D'après cette théorie, toutes les formes de vie désirent rester vivantes. La seule alternative possible est alors de détruire toutes les autres espèces rencontrées avant que celles-ci n'aient la même idée.
L'auteur compare l'univers à une sombre forêt dans laquelle chaque civilisation est un chasseur qui se déplace silencieusement parmi les branches des arbres et élimine toute présence avant de devenir lui-même une proie.

« L'Univers est une forêt sombre dans laquelle chaque civilisation est un chasseur armé d'un fusil.
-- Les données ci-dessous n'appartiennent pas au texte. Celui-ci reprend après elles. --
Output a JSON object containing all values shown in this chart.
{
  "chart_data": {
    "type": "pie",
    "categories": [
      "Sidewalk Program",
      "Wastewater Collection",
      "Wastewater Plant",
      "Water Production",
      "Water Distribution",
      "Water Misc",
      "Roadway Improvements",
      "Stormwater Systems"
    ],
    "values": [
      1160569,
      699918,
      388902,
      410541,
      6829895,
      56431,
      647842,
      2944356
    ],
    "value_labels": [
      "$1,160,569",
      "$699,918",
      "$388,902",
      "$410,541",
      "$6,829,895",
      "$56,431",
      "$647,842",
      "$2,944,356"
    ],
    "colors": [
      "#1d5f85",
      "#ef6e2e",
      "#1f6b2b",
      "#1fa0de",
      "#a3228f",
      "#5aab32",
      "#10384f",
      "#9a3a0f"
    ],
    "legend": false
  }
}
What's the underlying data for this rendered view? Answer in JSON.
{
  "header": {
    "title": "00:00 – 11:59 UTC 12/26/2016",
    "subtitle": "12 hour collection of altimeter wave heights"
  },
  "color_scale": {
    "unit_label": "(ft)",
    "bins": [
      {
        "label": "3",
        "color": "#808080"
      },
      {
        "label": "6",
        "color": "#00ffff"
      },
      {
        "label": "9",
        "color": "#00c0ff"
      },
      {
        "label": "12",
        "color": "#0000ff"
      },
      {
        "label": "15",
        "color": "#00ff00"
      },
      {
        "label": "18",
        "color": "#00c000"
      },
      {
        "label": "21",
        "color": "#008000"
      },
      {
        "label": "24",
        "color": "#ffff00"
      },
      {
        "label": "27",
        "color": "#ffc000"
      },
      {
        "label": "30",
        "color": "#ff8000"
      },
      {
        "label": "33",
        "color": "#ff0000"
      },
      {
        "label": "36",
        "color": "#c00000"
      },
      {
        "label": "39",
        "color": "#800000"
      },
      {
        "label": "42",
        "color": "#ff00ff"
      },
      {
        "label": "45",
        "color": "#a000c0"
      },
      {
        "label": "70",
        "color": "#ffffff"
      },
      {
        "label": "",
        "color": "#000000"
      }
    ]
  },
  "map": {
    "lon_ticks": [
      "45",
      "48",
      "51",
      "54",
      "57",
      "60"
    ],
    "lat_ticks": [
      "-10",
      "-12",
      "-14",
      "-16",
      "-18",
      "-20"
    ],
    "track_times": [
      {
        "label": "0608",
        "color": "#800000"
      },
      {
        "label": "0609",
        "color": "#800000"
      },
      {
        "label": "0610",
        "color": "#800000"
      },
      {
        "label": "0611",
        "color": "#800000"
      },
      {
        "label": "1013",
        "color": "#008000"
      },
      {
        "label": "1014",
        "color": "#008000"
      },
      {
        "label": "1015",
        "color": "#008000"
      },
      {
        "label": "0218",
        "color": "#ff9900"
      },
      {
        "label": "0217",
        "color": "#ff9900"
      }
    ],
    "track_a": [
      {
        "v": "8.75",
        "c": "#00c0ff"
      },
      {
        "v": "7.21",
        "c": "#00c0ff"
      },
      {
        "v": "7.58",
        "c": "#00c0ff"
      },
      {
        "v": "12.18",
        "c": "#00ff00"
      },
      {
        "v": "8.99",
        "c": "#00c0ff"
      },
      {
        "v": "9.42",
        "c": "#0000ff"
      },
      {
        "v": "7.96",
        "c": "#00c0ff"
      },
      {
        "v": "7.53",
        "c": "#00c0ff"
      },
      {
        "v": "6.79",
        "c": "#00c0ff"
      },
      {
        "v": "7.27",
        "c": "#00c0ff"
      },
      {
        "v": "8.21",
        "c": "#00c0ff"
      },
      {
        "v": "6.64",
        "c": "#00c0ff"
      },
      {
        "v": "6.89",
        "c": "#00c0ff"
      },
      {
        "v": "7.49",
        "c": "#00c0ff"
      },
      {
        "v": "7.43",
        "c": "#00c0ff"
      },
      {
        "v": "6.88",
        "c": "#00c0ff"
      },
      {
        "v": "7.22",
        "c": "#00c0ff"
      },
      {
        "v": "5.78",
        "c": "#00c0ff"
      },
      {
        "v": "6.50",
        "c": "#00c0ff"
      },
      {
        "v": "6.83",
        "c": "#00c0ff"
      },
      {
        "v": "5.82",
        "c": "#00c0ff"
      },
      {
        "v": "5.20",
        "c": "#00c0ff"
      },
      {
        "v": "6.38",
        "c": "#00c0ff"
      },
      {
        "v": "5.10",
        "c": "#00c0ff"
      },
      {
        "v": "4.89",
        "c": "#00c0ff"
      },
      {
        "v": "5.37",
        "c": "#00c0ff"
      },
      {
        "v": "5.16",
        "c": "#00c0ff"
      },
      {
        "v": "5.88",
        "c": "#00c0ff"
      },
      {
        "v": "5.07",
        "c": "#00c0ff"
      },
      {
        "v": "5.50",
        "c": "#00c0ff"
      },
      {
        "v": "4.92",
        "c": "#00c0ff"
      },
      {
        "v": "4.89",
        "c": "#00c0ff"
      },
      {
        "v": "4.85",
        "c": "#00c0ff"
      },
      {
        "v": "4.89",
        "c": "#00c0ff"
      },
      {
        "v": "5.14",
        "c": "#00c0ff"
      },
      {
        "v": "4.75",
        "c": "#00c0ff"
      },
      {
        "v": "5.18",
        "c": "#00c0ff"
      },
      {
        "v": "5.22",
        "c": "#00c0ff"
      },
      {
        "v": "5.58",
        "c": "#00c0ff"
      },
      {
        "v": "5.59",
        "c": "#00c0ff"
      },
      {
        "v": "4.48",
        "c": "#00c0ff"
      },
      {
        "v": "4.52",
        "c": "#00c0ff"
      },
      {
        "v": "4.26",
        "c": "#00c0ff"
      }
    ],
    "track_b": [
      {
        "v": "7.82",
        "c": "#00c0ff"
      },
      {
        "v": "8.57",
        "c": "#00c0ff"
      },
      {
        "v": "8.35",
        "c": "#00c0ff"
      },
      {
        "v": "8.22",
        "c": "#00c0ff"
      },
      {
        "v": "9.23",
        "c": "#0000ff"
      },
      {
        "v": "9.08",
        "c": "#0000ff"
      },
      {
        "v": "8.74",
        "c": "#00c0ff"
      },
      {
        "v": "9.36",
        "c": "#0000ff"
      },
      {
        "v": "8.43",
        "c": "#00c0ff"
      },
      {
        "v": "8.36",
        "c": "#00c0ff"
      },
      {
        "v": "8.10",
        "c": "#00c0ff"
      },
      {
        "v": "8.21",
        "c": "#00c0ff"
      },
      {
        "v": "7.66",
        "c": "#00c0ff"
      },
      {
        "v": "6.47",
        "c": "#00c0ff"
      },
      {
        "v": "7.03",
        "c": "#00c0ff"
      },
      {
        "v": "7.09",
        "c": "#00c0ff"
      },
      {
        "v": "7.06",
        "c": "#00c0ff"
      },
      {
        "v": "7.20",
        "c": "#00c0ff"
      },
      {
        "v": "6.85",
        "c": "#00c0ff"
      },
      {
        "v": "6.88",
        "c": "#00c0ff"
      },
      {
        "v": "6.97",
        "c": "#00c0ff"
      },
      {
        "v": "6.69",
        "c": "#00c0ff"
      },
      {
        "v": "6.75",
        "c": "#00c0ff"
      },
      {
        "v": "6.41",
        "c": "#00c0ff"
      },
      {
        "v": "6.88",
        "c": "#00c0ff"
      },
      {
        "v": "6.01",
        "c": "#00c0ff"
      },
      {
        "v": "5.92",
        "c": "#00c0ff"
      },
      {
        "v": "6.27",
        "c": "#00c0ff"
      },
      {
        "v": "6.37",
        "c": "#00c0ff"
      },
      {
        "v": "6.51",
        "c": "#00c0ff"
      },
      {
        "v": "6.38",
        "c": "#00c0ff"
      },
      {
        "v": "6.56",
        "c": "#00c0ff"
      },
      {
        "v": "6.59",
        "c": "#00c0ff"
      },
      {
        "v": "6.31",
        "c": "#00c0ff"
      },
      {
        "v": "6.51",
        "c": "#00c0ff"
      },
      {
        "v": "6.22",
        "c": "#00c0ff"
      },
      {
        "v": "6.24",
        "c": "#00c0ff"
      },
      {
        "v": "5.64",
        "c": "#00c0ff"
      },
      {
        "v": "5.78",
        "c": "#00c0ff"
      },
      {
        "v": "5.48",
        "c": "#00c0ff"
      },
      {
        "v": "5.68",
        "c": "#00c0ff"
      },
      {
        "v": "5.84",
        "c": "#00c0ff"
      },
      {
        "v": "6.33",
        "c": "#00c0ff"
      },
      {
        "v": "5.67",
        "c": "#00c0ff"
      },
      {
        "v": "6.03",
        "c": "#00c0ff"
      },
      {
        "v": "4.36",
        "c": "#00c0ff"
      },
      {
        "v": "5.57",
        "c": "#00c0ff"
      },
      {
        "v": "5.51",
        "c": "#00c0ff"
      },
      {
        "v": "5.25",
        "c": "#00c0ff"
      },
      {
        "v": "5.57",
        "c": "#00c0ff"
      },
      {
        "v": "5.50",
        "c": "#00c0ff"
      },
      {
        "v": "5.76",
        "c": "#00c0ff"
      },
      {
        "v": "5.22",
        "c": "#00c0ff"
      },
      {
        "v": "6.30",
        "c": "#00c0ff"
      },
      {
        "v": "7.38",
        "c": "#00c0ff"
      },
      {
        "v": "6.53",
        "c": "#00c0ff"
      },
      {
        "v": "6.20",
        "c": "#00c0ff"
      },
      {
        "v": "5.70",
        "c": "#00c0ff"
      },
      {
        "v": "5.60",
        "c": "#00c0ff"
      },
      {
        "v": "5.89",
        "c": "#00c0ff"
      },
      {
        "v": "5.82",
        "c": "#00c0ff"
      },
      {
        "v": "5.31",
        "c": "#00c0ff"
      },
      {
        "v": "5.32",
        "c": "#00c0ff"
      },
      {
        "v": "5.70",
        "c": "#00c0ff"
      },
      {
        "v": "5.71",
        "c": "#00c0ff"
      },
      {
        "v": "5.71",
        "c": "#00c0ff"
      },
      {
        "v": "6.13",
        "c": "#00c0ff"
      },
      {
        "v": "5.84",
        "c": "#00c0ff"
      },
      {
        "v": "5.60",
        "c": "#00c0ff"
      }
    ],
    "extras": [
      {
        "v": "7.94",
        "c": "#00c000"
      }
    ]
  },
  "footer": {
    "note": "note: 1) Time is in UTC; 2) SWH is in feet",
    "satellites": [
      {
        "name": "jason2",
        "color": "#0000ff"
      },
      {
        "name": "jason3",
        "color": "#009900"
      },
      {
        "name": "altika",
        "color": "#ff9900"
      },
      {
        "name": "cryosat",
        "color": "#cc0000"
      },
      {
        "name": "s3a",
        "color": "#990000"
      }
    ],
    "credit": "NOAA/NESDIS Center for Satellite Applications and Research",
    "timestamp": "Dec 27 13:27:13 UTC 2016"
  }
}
Il glisse entre les arbres comme un spectre, relève légèrement les branches qui lui barrent la route, il s'efforce de ne pas faire de bruit avec ses pas. Il retient même sa respiration. Il doit être prudent, car la forêt est pleine d'autres chasseurs comme lui. S'il remarque une autre créature vivante – un autre chasseur, un ange ou un démon, un bébé sans défense ou un vieillard boiteux, une magnifique jeune fille ou un splendide jeune homme, il n'a qu'un seul choix : ouvrir le feu et l'éliminer. Dans cette forêt, l'enfer c'est les autres. Une éternelle menace. Chaque créature qui dévoile son existence est très vite anéantie. Voici la cartographie de la société cosmique. C'est la réponse au paradoxe de Fermi. »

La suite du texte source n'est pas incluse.